If a CT red flag is identified, or if a patient's history reveals active treatment with anti-amyloid monoclonals (such as lecanemab or donanemab), the radiologist must implement immediate closed-loop verbal communication:

  1. Withhold Thrombolysis: Telephone the emergency medicine and stroke teams immediately to pause the administration of tPA.
  2. Order Urgent Brain MRI: Direct the patient stat to an MRI tracking pathway.
  3. Execute DWI Differentiation: Utilize Diffusion-Weighted Imaging as the definitive differentiator. True acute ischemic stroke demonstrates restricted water diffusion (cytotoxic edema, dark on ADC), whereas ARIA-E reveals free water movement (vasogenic edema, bright on T2/FLAIR without corresponding restricted diffusion on DWI).

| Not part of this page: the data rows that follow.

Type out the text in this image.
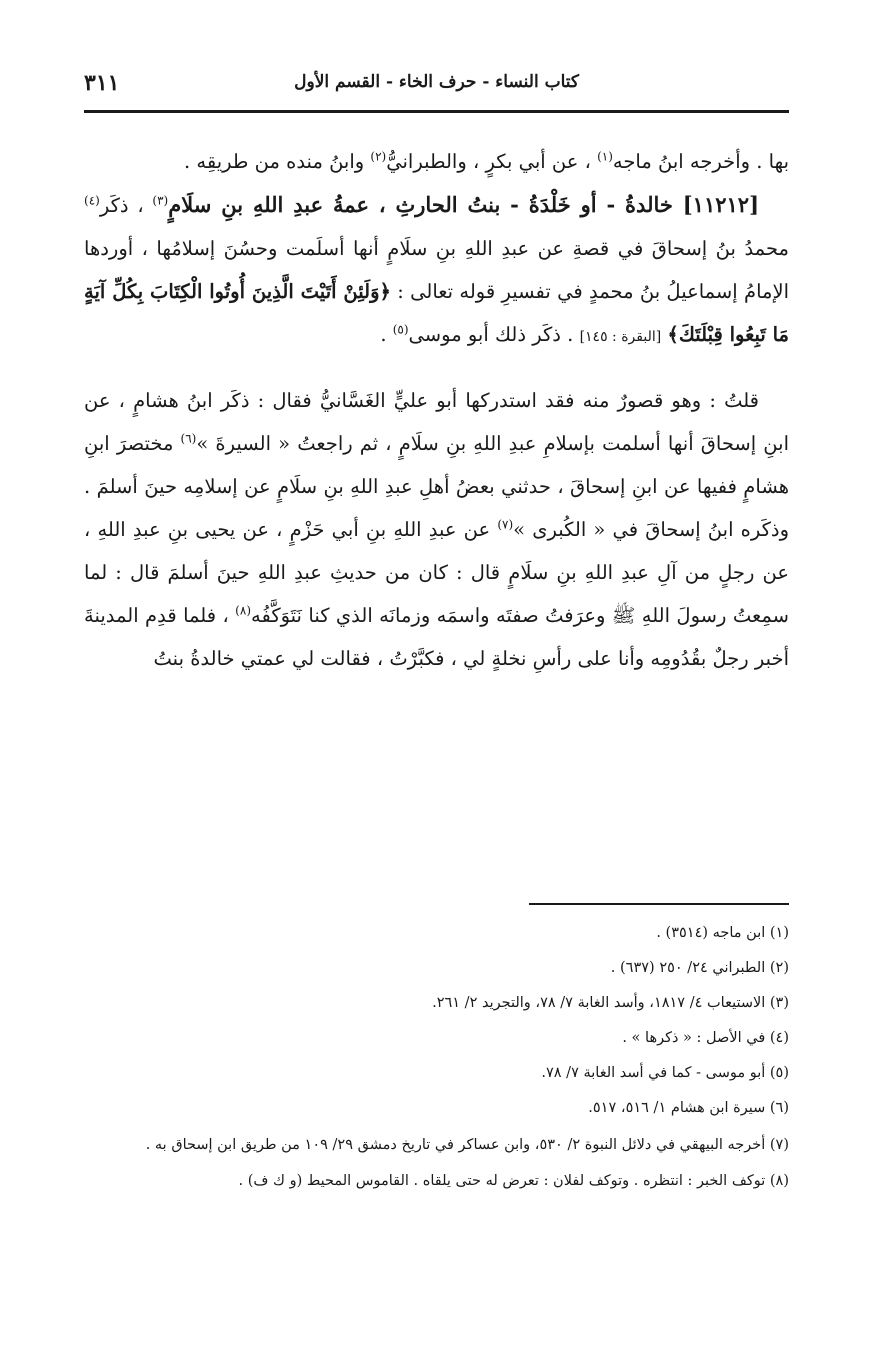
كتاب النساء - حرف الخاء - القسم الأول
٣١١

بها . وأخرجه ابنُ ماجه$^{(١)}$ ، عن أبي بكرٍ ، والطبرانيُّ$^{(٢)}$ وابنُ منده من طريقِه .

[١١٢١٢] خالدةُ - أو خَلْدَةُ - بنتُ الحارثِ ، عمةُ عبدِ اللهِ بنِ سلَامٍ$^{(٣)}$ ، ذكَر$^{(٤)}$ محمدُ بنُ إسحاقَ في قصةِ عن عبدِ اللهِ بنِ سلَامٍ أنها أسلَمت وحسُنَ إسلامُها ، أوردها الإمامُ إسماعيلُ بنُ محمدٍ في تفسيرِ قوله تعالى : ﴿وَلَئِنْ أَتَيْتَ الَّذِينَ أُوتُوا الْكِتَابَ بِكُلِّ آيَةٍ مَا تَبِعُوا قِبْلَتَكَ﴾ [البقرة : ١٤٥] . ذكَر ذلك أبو موسى$^{(٥)}$ .

قلتُ : وهو قصورٌ منه فقد استدركها أبو عليٍّ الغَسَّانيُّ فقال : ذكَر ابنُ هشامٍ ، عن ابنِ إسحاقَ أنها أسلمت بإسلامِ عبدِ اللهِ بنِ سلَامٍ ، ثم راجعتُ « السيرةَ »$^{(٦)}$ مختصرَ ابنِ هشامٍ ففيها عن ابنِ إسحاقَ ، حدثني بعضُ أهلِ عبدِ اللهِ بنِ سلَامٍ عن إسلامِه حينَ أسلمَ . وذكَره ابنُ إسحاقَ في « الكُبرى »$^{(٧)}$ عن عبدِ اللهِ بنِ أبي حَزْمٍ ، عن يحيى بنِ عبدِ اللهِ ، عن رجلٍ من آلِ عبدِ اللهِ بنِ سلَامٍ قال : كان من حديثِ عبدِ اللهِ حينَ أسلمَ قال : لما سمِعتُ رسولَ اللهِ ﷺ وعرَفتُ صفتَه واسمَه وزمانَه الذي كنا نَتَوَكَّفُه$^{(٨)}$ ، فلما قدِم المدينةَ أخبر رجلٌ بقُدُومِه وأنا على رأسِ نخلةٍ لي ، فكبَّرْتُ ، فقالت لي عمتي خالدةُ بنتُ

(١) ابن ماجه (٣٥١٤) .

(٢) الطبراني ٢٤/ ٢٥٠ (٦٣٧) .

(٣) الاستيعاب ٤/ ١٨١٧، وأسد الغابة ٧/ ٧٨، والتجريد ٢/ ٢٦١.

(٤) في الأصل : « ذكرها » .

(٥) أبو موسى - كما في أسد الغابة ٧/ ٧٨.

(٦) سيرة ابن هشام ١/ ٥١٦، ٥١٧.

(٧) أخرجه البيهقي في دلائل النبوة ٢/ ٥٣٠، وابن عساكر في تاريخ دمشق ٢٩/ ١٠٩ من طريق ابن إسحاق به .

(٨) توكف الخبر : انتظره . وتوكف لفلان : تعرض له حتى يلقاه . القاموس المحيط (و ك ف) .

4. Integrating Risk and Workflow Guidelines

Optimizing safety across clinical workflows requires institutional preparedness, adherence to standardized monitoring guidelines, and cross-functional administrative integration.

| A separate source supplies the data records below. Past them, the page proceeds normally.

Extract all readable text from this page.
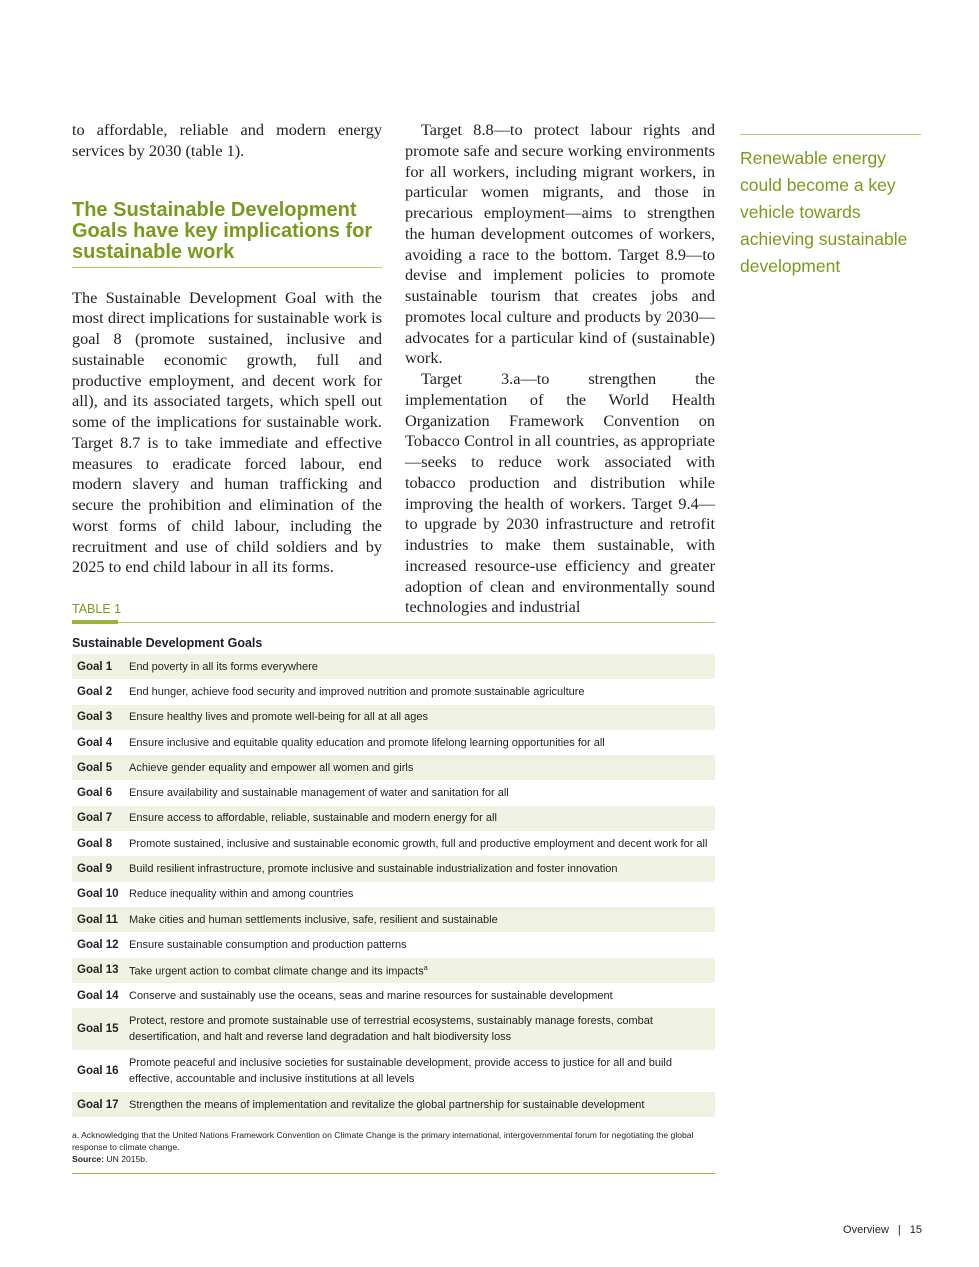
to affordable, reliable and modern energy services by 2030 (table 1).

The Sustainable Development Goals have key implications for sustainable work

The Sustainable Development Goal with the most direct implications for sustainable work is goal 8 (promote sustained, inclusive and sustainable economic growth, full and productive employment, and decent work for all), and its associated targets, which spell out some of the implications for sustainable work. Target 8.7 is to take immediate and effective measures to eradicate forced labour, end modern slavery and human trafficking and secure the prohibition and elimination of the worst forms of child labour, including the recruitment and use of child soldiers and by 2025 to end child labour in all its forms.

Target 8.8—to protect labour rights and promote safe and secure working environments for all workers, including migrant workers, in particular women migrants, and those in precarious employment—aims to strengthen the human development outcomes of workers, avoiding a race to the bottom. Target 8.9—to devise and implement policies to promote sustainable tourism that creates jobs and promotes local culture and products by 2030—advocates for a particular kind of (sustainable) work.

Target 3.a—to strengthen the implementation of the World Health Organization Framework Convention on Tobacco Control in all countries, as appropriate—seeks to reduce work associated with tobacco production and distribution while improving the health of workers. Target 9.4—to upgrade by 2030 infrastructure and retrofit industries to make them sustainable, with increased resource-use efficiency and greater adoption of clean and environmentally sound technologies and industrial

Renewable energy could become a key vehicle towards achieving sustainable development
TABLE 1
Sustainable Development Goals
Goal 1	End poverty in all its forms everywhere
Goal 2	End hunger, achieve food security and improved nutrition and promote sustainable agriculture
Goal 3	Ensure healthy lives and promote well-being for all at all ages
Goal 4	Ensure inclusive and equitable quality education and promote lifelong learning opportunities for all
Goal 5	Achieve gender equality and empower all women and girls
Goal 6	Ensure availability and sustainable management of water and sanitation for all
Goal 7	Ensure access to affordable, reliable, sustainable and modern energy for all
Goal 8	Promote sustained, inclusive and sustainable economic growth, full and productive employment and decent work for all
Goal 9	Build resilient infrastructure, promote inclusive and sustainable industrialization and foster innovation
Goal 10	Reduce inequality within and among countries
Goal 11	Make cities and human settlements inclusive, safe, resilient and sustainable
Goal 12	Ensure sustainable consumption and production patterns
Goal 13	Take urgent action to combat climate change and its impacts$^a$
Goal 14	Conserve and sustainably use the oceans, seas and marine resources for sustainable development
Goal 15	Protect, restore and promote sustainable use of terrestrial ecosystems, sustainably manage forests, combat desertification, and halt and reverse land degradation and halt biodiversity loss
Goal 16	Promote peaceful and inclusive societies for sustainable development, provide access to justice for all and build effective, accountable and inclusive institutions at all levels
Goal 17	Strengthen the means of implementation and revitalize the global partnership for sustainable development
a. Acknowledging that the United Nations Framework Convention on Climate Change is the primary international, intergovernmental forum for negotiating the global response to climate change.
Source: UN 2015b.
Overview | 15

Genetic Risk Stratification

  • APOE Status: The presence of the Apolipoprotein E epsilon-4 (APOE e4) allele is the single most powerful risk factor for developing drug-induced ARIA.
  • Pathophysiology: Individuals carrying this genotype possess a substantially higher baseline vascular amyloid plaque burden (preexisting CAA). This vascular load heightens their susceptibility to rapid vessel wall breakdown, shifting, fluid leakage, and hemorrhage during anti-amyloid immunotherapy.

Routine Monitoring and Sequence Standardization

  • Screening Schedule: Workflows must mandate routine safety brain MRIs tightly scheduled during the first 12 months of infusions—the period of highest statistical vulnerability for developing treatment-emergent ARIA.
  • Baseline Synchronization: Every subsequent tracking scan must be directly and systematically co-registered to the pre-infusion baseline exam rather than relying solely on the text of interval reports. Microhemorrhages must be tracked using continuous, cumulative counting to ensure proper severity tiering over time.
  • Reporting Infrastructure: Departments should standardly embed structured templates (such as those provided by the ASNR Alzheimer's Disease Study Group) directly into their speech recognition software to guarantee uniform classification of mild, moderate, and severe ARIA. Acquisition parameters should align with dedicated protocols established in collaboration with major hardware vendors.
  • Systems Integration: Systems readiness should include deploying automatic multi-disciplinary alerts within the electronic medical record (EMR). These alerts ensure that a patient's active enrollment in an anti-amyloid program is instantly visible to outpatient care coordination coordinators, neurologists, emergency department providers, and triage staff.